You may need to resolve any compiler warnings and compiler errors that show up. Once all compiler errors have been resolved, if you ls
in the terminal, you should be able to see an executable called test_suite
. You can then run this by typing in ./test_suite
to see the evaluation of your code.
Note that your submission will be partially evaluated on the number of compiler warnings. You should eliminate ALL compiler warnings in your code
Valgrind
We will also test your submission on whether there are any memory errors or memory leaks. We will be using valgrind to do this. To do this, you should try running:
valgrind --leak-check=full ./test_suite
If everything is correct, you should see the following towards the bottom of the output:
==1620== All heap blocks were freed -- no leaks are possible
==1620==
==1620== For counts of detected and suppressed errors, rerun with: -v
==1620== ERROR SUMMARY: 0 errors from 0 contexts (suppressed: 0 from 0)
If you do not see something similar to the above in your output, valgrind will have printed out details about where the errors and memory leaks occurred.

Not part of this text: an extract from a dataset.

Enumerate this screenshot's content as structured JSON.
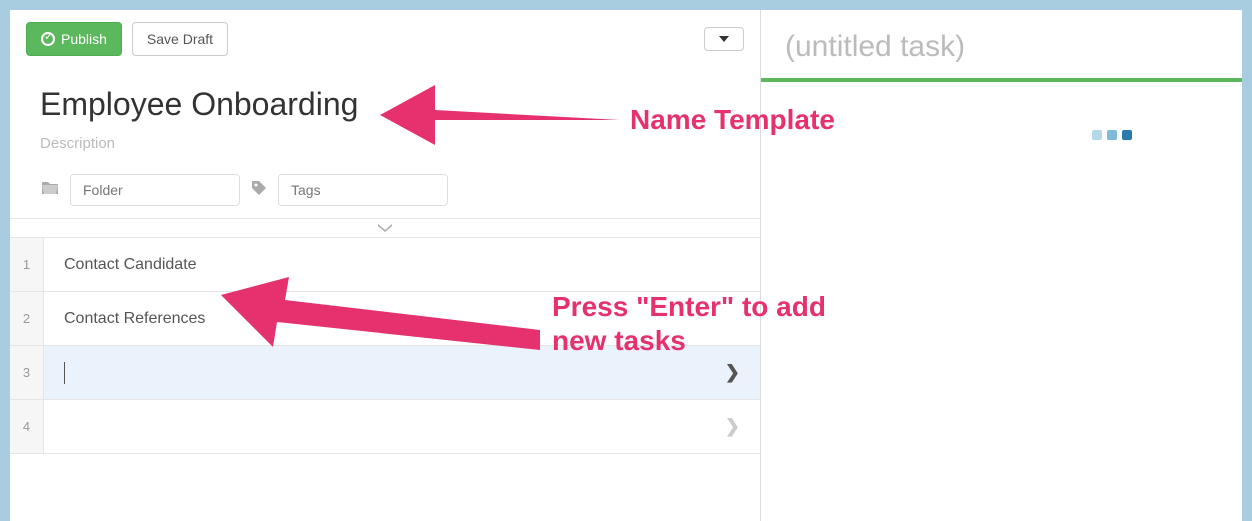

Note that you should avoid memory errors in your HttpServer.cc but there isn’t a good way to test this since we can’t make the server exit gracefully. As a result, you do not need to test valgrind on the ./httpd
binary.
Catch2
As with previous homework assignments, you can compile the your implementation by using the make
command. This will result in several output files, including an executable called test_suite
.
After compiling your solution with make
, You can run all of the tests for the homwork by invoking:
./test_suite
You can also run only specific tests by passing command line arguments into test_suite
For example, to only run the HttpConnection tests, you can type in:
./test_suite [Test_HttpConnection]
Note: you may have to type ine ./test_suite \[Test_HttpConnection\]
for it to work.
If you only want to test write_respons
e from HttpConnection
, you can type in:
./test_suite [Test_HttpConnection] write_response
You can specify which tests are run for any of the tests in the assignment. You just need to know the names of the tests, and you can do this by running:
./test_suite --list-tests
These settings can be helpful for debugging specific parts of the assignment, especially since test_suite
can be run with these settings through valgrind
and gdb
!
Partners
Note that the assignment is designed to be completable by one person, but you may work in pairs. Regardless of if you work in pairs, you MUST fill out the partner sign up form on canvas to indicate your partner status and how to locate your project grade.
Submission:
Please submit your completed files FileReader.cpp
, WordIndex.hpp
, WordIndex.cpp
, CrawlFileTree.cpp
, ServerSocket.cpp
, HttpConnectionc.cpp
, HttpUtils.cpp
and HttpServer.cpp
to Gradescope
Each individual in a group must submit the code to gradescope.